Les conséquences de cette omerta sont dévastatrices : 301 prêtres ont été identifiés comme prédateurs sexuels par le rapport du grand jury, fichés par nom, date de naissance et d’ordination, parcours professionnels et preuves accablantes. Ils sont accusés d’avoir commis des abus sexuels sur environ 1 000 enfants et adolescents, mais les auteurs du rapport craignent que les victimes se comptent plutôt par milliers dans le seul État de Pennsylvanie.

300 accusés, 2 inculpés

L’immobilisme de la justice américaine est criant. Parmi les centaines d’agresseurs reconnus, seuls deux ont été inculpés aux États-Unis, rapporte Le Monde : le premier pour avoir joui dans la bouche d’un enfant et plaidé coupable en juillet, le second pour avoir agressé à répétition deux garçons jusqu’en 2010. Les autres faits sont prescrits (car commis avant le début des années 2000) ou perpétrés par des personnes aujourd’hui décédées.

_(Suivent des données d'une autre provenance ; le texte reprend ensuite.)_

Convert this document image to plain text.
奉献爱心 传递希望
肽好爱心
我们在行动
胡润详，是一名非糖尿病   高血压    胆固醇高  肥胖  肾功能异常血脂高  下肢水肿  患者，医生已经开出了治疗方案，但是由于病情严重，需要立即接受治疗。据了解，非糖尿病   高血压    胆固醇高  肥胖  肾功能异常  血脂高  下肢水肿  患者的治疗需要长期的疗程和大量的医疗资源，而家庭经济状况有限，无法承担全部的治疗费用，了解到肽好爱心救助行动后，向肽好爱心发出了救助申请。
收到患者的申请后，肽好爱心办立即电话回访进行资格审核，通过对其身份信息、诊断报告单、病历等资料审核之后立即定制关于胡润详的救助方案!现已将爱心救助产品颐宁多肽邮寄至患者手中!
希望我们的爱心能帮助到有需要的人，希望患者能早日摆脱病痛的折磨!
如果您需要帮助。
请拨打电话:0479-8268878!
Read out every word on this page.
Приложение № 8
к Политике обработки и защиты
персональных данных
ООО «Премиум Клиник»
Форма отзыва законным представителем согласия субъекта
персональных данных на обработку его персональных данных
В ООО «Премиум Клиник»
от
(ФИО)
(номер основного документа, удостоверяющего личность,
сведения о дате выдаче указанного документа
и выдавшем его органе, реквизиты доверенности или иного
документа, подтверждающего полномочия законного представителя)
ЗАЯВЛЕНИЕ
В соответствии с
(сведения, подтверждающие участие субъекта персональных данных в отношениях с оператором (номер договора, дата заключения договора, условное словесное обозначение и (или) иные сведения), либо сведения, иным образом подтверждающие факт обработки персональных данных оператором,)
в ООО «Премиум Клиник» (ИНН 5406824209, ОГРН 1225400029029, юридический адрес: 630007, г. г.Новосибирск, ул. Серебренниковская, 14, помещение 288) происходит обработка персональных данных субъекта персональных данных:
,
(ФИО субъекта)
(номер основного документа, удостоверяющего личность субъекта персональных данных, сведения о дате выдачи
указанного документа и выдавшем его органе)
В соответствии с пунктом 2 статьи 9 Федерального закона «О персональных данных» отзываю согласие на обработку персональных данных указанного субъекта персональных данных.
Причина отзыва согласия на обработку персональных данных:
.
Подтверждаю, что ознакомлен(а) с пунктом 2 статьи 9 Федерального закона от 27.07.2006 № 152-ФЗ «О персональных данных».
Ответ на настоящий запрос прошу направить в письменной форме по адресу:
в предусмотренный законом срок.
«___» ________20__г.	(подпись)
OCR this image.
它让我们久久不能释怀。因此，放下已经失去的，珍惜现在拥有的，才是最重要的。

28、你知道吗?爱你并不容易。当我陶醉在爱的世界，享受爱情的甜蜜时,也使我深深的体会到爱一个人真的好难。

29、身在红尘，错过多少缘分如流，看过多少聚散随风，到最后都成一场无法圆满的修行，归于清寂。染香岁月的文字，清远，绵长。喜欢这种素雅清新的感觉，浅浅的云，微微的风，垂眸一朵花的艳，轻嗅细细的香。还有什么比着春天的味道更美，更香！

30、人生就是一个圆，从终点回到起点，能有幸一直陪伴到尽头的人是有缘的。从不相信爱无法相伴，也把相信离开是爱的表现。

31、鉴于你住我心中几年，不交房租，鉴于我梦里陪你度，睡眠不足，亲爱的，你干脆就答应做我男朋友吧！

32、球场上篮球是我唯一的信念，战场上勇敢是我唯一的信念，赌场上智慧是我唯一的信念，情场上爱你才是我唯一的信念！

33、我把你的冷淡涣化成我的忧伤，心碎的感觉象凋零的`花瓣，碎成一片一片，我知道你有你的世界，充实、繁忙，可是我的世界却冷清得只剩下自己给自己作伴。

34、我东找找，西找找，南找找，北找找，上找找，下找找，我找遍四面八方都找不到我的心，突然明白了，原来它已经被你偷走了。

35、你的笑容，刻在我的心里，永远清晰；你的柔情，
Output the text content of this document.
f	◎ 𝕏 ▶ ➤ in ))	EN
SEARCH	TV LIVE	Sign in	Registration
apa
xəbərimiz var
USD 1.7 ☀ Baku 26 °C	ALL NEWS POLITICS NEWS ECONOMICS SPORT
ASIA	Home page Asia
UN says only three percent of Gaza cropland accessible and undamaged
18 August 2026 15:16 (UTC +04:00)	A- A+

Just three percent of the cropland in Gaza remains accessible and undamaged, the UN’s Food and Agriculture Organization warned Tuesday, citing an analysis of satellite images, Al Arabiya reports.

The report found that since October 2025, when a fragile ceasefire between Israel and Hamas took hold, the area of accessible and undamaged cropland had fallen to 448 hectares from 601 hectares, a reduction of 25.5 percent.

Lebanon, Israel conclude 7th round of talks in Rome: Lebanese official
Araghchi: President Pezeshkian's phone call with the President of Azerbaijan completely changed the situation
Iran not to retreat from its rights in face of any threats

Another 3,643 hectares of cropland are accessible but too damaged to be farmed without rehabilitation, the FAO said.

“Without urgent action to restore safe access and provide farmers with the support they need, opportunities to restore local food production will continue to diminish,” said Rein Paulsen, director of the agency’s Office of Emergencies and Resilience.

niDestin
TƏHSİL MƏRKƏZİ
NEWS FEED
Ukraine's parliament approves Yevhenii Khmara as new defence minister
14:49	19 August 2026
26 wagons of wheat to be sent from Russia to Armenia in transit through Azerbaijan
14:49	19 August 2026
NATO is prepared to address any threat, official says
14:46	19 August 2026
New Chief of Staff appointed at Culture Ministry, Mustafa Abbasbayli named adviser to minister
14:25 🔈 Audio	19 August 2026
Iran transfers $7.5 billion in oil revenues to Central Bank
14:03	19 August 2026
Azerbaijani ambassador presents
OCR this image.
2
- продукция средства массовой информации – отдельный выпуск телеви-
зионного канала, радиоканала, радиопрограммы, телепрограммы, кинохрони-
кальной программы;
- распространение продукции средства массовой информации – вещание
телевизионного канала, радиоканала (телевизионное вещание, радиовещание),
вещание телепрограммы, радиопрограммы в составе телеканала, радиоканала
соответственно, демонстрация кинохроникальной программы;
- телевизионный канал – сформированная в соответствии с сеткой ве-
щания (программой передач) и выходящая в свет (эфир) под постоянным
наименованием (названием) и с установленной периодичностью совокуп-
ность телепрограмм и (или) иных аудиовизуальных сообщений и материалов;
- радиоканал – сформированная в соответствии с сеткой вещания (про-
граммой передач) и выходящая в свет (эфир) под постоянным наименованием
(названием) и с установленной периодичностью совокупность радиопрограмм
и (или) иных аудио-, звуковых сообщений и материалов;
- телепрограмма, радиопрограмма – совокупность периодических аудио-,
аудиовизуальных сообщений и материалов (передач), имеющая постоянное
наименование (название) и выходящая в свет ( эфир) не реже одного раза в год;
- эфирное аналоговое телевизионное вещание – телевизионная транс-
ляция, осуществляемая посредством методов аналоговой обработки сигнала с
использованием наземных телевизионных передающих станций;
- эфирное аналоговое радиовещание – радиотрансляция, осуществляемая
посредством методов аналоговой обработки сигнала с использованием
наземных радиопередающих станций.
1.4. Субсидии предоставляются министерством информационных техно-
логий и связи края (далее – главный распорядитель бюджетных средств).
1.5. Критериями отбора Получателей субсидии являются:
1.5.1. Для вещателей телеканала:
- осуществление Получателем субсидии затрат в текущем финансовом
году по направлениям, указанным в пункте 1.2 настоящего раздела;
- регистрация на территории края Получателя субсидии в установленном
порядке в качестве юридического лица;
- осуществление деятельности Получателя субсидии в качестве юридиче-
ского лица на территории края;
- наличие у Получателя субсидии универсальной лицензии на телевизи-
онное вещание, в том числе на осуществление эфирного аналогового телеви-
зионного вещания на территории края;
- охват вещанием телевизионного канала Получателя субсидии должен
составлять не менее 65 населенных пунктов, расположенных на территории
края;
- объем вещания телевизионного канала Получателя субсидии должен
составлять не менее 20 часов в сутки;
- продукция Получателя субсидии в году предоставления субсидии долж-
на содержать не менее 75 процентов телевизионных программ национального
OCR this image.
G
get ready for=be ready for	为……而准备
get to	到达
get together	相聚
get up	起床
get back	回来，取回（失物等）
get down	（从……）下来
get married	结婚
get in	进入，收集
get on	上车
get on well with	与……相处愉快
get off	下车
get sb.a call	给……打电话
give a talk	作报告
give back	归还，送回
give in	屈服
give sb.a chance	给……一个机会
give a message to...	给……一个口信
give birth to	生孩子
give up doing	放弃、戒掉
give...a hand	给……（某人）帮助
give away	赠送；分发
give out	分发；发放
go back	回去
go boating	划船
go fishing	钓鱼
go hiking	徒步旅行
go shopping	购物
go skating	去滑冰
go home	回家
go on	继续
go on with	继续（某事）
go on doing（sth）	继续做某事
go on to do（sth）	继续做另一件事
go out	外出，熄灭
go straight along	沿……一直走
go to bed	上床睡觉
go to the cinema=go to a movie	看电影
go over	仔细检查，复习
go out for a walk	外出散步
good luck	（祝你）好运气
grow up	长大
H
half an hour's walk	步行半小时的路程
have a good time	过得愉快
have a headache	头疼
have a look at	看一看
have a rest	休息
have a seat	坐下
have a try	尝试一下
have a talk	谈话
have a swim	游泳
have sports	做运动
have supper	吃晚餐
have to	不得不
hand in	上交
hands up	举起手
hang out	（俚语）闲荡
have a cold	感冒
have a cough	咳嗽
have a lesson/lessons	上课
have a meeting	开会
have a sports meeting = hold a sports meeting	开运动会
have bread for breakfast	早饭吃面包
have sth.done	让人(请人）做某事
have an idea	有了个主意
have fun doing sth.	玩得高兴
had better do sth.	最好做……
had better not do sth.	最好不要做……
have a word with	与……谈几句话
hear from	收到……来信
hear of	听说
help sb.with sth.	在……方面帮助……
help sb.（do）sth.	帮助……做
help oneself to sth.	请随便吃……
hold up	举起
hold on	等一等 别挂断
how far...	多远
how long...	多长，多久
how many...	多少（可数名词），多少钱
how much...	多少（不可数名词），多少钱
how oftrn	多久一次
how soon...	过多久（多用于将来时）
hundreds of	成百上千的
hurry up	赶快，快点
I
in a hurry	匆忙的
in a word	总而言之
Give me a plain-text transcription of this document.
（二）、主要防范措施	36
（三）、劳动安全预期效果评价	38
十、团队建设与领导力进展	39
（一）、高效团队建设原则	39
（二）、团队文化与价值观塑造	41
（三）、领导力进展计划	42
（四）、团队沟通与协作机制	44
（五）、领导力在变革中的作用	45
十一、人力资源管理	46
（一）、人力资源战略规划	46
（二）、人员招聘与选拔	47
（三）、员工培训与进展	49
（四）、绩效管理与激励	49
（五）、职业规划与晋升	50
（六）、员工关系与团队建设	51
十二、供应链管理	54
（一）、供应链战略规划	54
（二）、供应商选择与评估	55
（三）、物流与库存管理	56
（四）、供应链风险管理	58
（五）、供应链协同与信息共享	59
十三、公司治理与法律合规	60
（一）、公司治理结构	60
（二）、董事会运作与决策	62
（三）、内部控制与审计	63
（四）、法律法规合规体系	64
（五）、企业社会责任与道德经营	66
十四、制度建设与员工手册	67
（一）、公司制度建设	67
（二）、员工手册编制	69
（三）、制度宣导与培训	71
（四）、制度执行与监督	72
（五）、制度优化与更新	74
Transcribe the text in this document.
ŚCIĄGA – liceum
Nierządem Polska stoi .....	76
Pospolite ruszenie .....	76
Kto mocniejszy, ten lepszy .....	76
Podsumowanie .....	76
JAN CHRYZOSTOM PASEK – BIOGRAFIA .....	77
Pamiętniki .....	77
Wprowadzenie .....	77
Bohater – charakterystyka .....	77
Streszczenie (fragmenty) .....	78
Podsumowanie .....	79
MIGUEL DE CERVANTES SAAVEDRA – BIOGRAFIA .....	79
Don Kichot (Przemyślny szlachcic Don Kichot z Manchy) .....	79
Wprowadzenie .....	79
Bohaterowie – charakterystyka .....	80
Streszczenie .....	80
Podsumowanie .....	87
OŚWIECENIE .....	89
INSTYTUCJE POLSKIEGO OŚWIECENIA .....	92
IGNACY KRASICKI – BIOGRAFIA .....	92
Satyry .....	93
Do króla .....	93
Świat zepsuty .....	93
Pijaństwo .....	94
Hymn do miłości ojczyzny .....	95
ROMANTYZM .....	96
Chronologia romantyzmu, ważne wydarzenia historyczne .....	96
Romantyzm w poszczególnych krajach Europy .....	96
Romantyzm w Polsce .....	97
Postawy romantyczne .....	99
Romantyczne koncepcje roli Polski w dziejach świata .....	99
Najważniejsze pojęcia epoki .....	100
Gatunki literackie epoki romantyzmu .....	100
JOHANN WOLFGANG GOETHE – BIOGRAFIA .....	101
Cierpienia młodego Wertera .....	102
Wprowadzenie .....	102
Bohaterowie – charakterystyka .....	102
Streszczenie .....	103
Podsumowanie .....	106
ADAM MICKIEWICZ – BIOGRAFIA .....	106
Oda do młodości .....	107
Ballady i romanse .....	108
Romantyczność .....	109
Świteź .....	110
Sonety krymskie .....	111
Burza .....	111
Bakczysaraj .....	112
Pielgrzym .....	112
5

“Ce rapport est notre seul recours”, écrivent les auteurs du rapport lourd de 800 pages, agrémentées de lettres manuscrites photocopiées et de documents diocésains, “nous sommes malades de tous ces crimes qui resteront impunis et qui ne seront jamais dédommagés. […] Nous allons mettre en lumière le comportement (de ces agresseurs) parce que les victimes le méritent.”

En 2002, c’est le Boston Globe qui jetait un coup de projecteur sur la manière dont l’Église catholique avait dissimulé les actes pédophiles de plusieurs prêtres dans l’archidiocèse de Boston, déclenchant une vague de révélations à travers le monde et raflant un prix Pulitzer pour les mois d’enquête de ses journalistes d’investigation, comme le film Spotlight en fit état en 2015.

La réaction du Vatican

Parmi les ecclésiastiques qui ont réagi au rapport du grand jury et cités par France info, on assure que ce comportement de dissimulation, ce n’est plus l’Église d’aujourd’hui.

“Les victimes doivent savoir que le pape est de leur côté”, s’est également exprimé le Saint-Siège par communiqué le 16 août 2018, rapporte l’AFP. “Deux mots peuvent exprimer ce que l’on ressent face à ces crimes horribles : la honte et la douleur”, poursuit l’autorité religieuse qui dénonce des “abus […] pénalement et moralement répréhensibles”, tout en rappelant les “réformes drastiques” menées par l’institution au tournant des années 2000. Le Vatican assure toutefois qu’il “encourage de constantes réformes et une vigilance à tous les niveaux de l’Église” et réaffirme “l’obligation de dénoncer les cas d’abus sexuels sur mineur”.